A good place for "state of being a canary" field

Where do you think is a good place to indicate that a log message is from a canary?

orchestration.* doesn't seem appropriate.

Maybe something in the upcoming node field set? (Where do I find information about that?)

I’m imagining … maybe node.deployment_role?

Or maybe we need a deployment field set?

{
  "deployment": {
    "canary": true,
    "strategy": "blue/green",
    "step": "package download"
  }
}

Hi @rsk0 I pinged some internal ECS (Elastic Common Schema) folks let's see if anyone responds...

Seem like a good / interesting thought.

1 Like

Hello @rsk0 !

I'd suggest the existing field service.environment . Per the docs as I think it captures the essence of what you're trying to achieve.

Thanks for the feedback, Kylie!

service.environment:

If the same service runs in different environments (production, staging, QA, development, etc.), the environment can identify other instances of the same service. Can also group services and applications from the same environment.

Hm. What I'm thinking about is a kind of deployment that happens within an "environment". Imagine you are wanting to deploy a new version of your service to your production environment. Rather than completely replace all instances at once, you deploy just an instance or handful, confirm it's working, then proceed to replace the remainder. The old deployment and the current one both exist in the "production" environment. (Here's a write up: "What is canary deployment?")

(There does happen to be another deployment strategy, "blue green deployments", that one might describe as having separate environments, like "production blue" and "production green". (I mixed the two strategies in my example JSON earlier.))

Being able to filter on canary status would be immensely useful. There are probably a couple other facts of deployment that would be useful to log.

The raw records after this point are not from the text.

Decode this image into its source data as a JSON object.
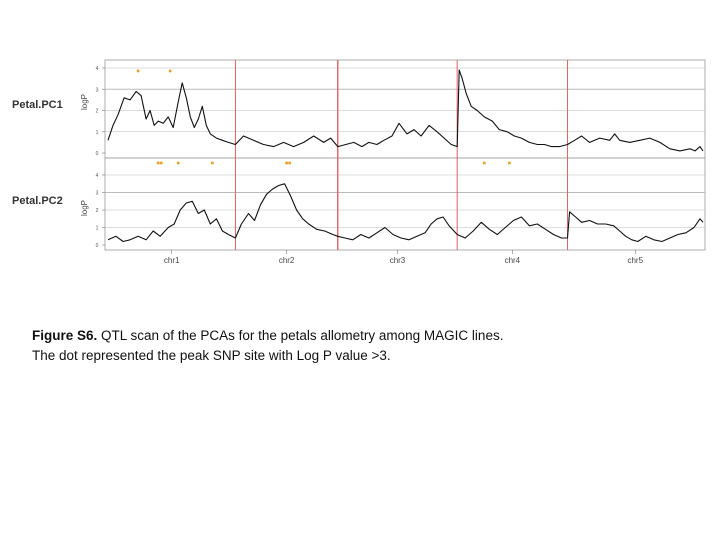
{
  "figure": {
    "caption_label": "Figure S6.",
    "caption_line1": "QTL scan of the PCAs for the petals allometry among MAGIC lines.",
    "caption_line2": "The dot represented the peak SNP site with Log P value >3."
  },
  "colors": {
    "line": "#111111",
    "chrom_boundary": "#e06060",
    "threshold": "#bbbbbb",
    "peak_dot": "#e0a020",
    "frame": "#999999"
  },
  "chart_data": [
    {
      "type": "line",
      "title": "Petal.PC1",
      "ylabel": "logP",
      "ylim": [
        0,
        4
      ],
      "yticks": [
        "0",
        "1",
        "2",
        "3",
        "4"
      ],
      "threshold": 3,
      "chromosomes": [
        {
          "name": "chr1",
          "start": 0,
          "end": 127
        },
        {
          "name": "chr2",
          "start": 127,
          "end": 229
        },
        {
          "name": "chr3",
          "start": 229,
          "end": 348
        },
        {
          "name": "chr4",
          "start": 348,
          "end": 458
        },
        {
          "name": "chr5",
          "start": 458,
          "end": 593
        }
      ],
      "series": [
        {
          "x": [
            0,
            5,
            10,
            16,
            22,
            28,
            33,
            38,
            42,
            46,
            50,
            55,
            60,
            65,
            70,
            74,
            78,
            82,
            86,
            90,
            94,
            98,
            102,
            108,
            114,
            120,
            127,
            135,
            145,
            155,
            165,
            175,
            185,
            195,
            205,
            215,
            222,
            229,
            237,
            245,
            253,
            260,
            268,
            275,
            283,
            290,
            298,
            305,
            312,
            320,
            328,
            335,
            342,
            348,
            350,
            353,
            357,
            362,
            368,
            375,
            383,
            390,
            398,
            405,
            412,
            420,
            428,
            435,
            442,
            450,
            458,
            465,
            472,
            480,
            490,
            500,
            505,
            510,
            520,
            530,
            540,
            550,
            560,
            570,
            580,
            585,
            590,
            593
          ],
          "y": [
            0.6,
            1.3,
            1.8,
            2.6,
            2.5,
            2.9,
            2.7,
            1.6,
            2.0,
            1.3,
            1.5,
            1.4,
            1.7,
            1.2,
            2.4,
            3.3,
            2.6,
            1.7,
            1.2,
            1.6,
            2.2,
            1.3,
            0.9,
            0.7,
            0.6,
            0.5,
            0.4,
            0.8,
            0.6,
            0.4,
            0.3,
            0.5,
            0.3,
            0.5,
            0.8,
            0.5,
            0.7,
            0.3,
            0.4,
            0.5,
            0.3,
            0.5,
            0.4,
            0.6,
            0.8,
            1.4,
            0.9,
            1.1,
            0.8,
            1.3,
            1.0,
            0.7,
            0.4,
            0.3,
            3.9,
            3.5,
            2.8,
            2.2,
            2.0,
            1.7,
            1.5,
            1.1,
            1.0,
            0.8,
            0.7,
            0.5,
            0.4,
            0.4,
            0.3,
            0.3,
            0.4,
            0.6,
            0.8,
            0.5,
            0.7,
            0.6,
            0.9,
            0.6,
            0.5,
            0.6,
            0.7,
            0.5,
            0.2,
            0.1,
            0.2,
            0.1,
            0.3,
            0.1
          ]
        }
      ],
      "peak_markers_x": [
        30,
        62
      ]
    },
    {
      "type": "line",
      "title": "Petal.PC2",
      "ylabel": "logP",
      "ylim": [
        0,
        4
      ],
      "yticks": [
        "0",
        "1",
        "2",
        "3",
        "4"
      ],
      "threshold": 3,
      "chromosomes": [
        {
          "name": "chr1",
          "start": 0,
          "end": 127
        },
        {
          "name": "chr2",
          "start": 127,
          "end": 229
        },
        {
          "name": "chr3",
          "start": 229,
          "end": 348
        },
        {
          "name": "chr4",
          "start": 348,
          "end": 458
        },
        {
          "name": "chr5",
          "start": 458,
          "end": 593
        }
      ],
      "series": [
        {
          "x": [
            0,
            8,
            15,
            22,
            30,
            38,
            45,
            52,
            60,
            66,
            72,
            78,
            84,
            90,
            96,
            102,
            108,
            114,
            120,
            127,
            133,
            140,
            146,
            152,
            158,
            164,
            170,
            176,
            182,
            188,
            194,
            200,
            208,
            216,
            224,
            229,
            236,
            244,
            252,
            260,
            268,
            276,
            284,
            292,
            300,
            308,
            316,
            322,
            328,
            334,
            340,
            348,
            356,
            364,
            372,
            380,
            388,
            396,
            404,
            412,
            420,
            428,
            436,
            444,
            452,
            458,
            460,
            466,
            472,
            480,
            488,
            496,
            504,
            510,
            516,
            522,
            528,
            536,
            544,
            552,
            560,
            568,
            576,
            584,
            590,
            593
          ],
          "y": [
            0.3,
            0.5,
            0.2,
            0.3,
            0.5,
            0.3,
            0.8,
            0.5,
            1.0,
            1.2,
            2.0,
            2.4,
            2.5,
            1.8,
            2.0,
            1.2,
            1.5,
            0.8,
            0.6,
            0.4,
            1.2,
            1.8,
            1.4,
            2.3,
            2.9,
            3.2,
            3.4,
            3.5,
            2.8,
            2.0,
            1.5,
            1.2,
            0.9,
            0.8,
            0.6,
            0.5,
            0.4,
            0.3,
            0.6,
            0.4,
            0.7,
            1.0,
            0.6,
            0.4,
            0.3,
            0.5,
            0.7,
            1.2,
            1.5,
            1.6,
            1.1,
            0.6,
            0.4,
            0.8,
            1.3,
            0.9,
            0.6,
            1.0,
            1.4,
            1.6,
            1.1,
            1.2,
            0.9,
            0.6,
            0.4,
            0.4,
            1.9,
            1.6,
            1.3,
            1.4,
            1.2,
            1.2,
            1.1,
            0.8,
            0.5,
            0.3,
            0.2,
            0.5,
            0.3,
            0.2,
            0.4,
            0.6,
            0.7,
            1.0,
            1.5,
            1.3
          ]
        }
      ],
      "peak_markers_x": [
        50,
        53,
        70,
        104,
        178,
        181,
        375,
        400
      ]
    }
  ]
}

I tried finding an appropriate field by going through all the field sets in the ECS reference, but I couldn't find any real matches. The most related set seemed to be service, but the semantics of that lead me to think that values in that set should be referring to the service as a whole, rather than the deployment status of a single instance of the service. service.state is very vaguely described, so it seems a possibility, but again doesn't seem appropriate for node-specific info.

There are mentions of a coming node field set, with reference to "node roles", but "role" here, with the examples of "master", "data", "background task", and "ui", does not seem to fit. A node.state might work, but I think node.state is probably better left to other uses (if not meant to be an array).

My best guess for most appropriate place (barring there being a need for an entire deployment-related field set), I think would be maybe node.deployment_role with expected values like "normal" and "canary".

More thoughts on deployment-related information: I've figured out a number of pieces of deployment-related data that would be good to capture:

  • deployment
    • role (canary | regular (or normal) | green | ...)
    • strategy (canary | blue-green | simple | ...)
    • phase (scheduled | awaiting validation | validating | ...)
    • ID

How do you like these?

what can practically get logged

Service instances might not commonly have access to data like the phase of their deployment, and thus might not usually be able to log that, but hopefully can often know if they are canaries (or blues/greens, or whatever). This is very useful for observing deployments.

(Maybe these fields can get populated as the logs go through the pipeline and hit enrichment processors?)

"canary" just means "test instance"

Maybe there's a more general term for the role an instance is serving when it's a canary or a, say, blue deployment? In all deployment strategies maybe what matters is whether an instance is part of the testing group? In "canary" strategy deployments we call these "canaries". In blue-green deployments we call them "blue" or "green" depending. In other deployments they may have other names. Aren't these all serving the same purpose? Maybe we need a single term to refer to them all? So now I'm thinking one of these two possibilities:

  • deployment
    • test_instance: true

or

  • deployment
    • role: test_instance
1 Like

This topic was automatically closed 28 days after the last reply. New replies are no longer allowed.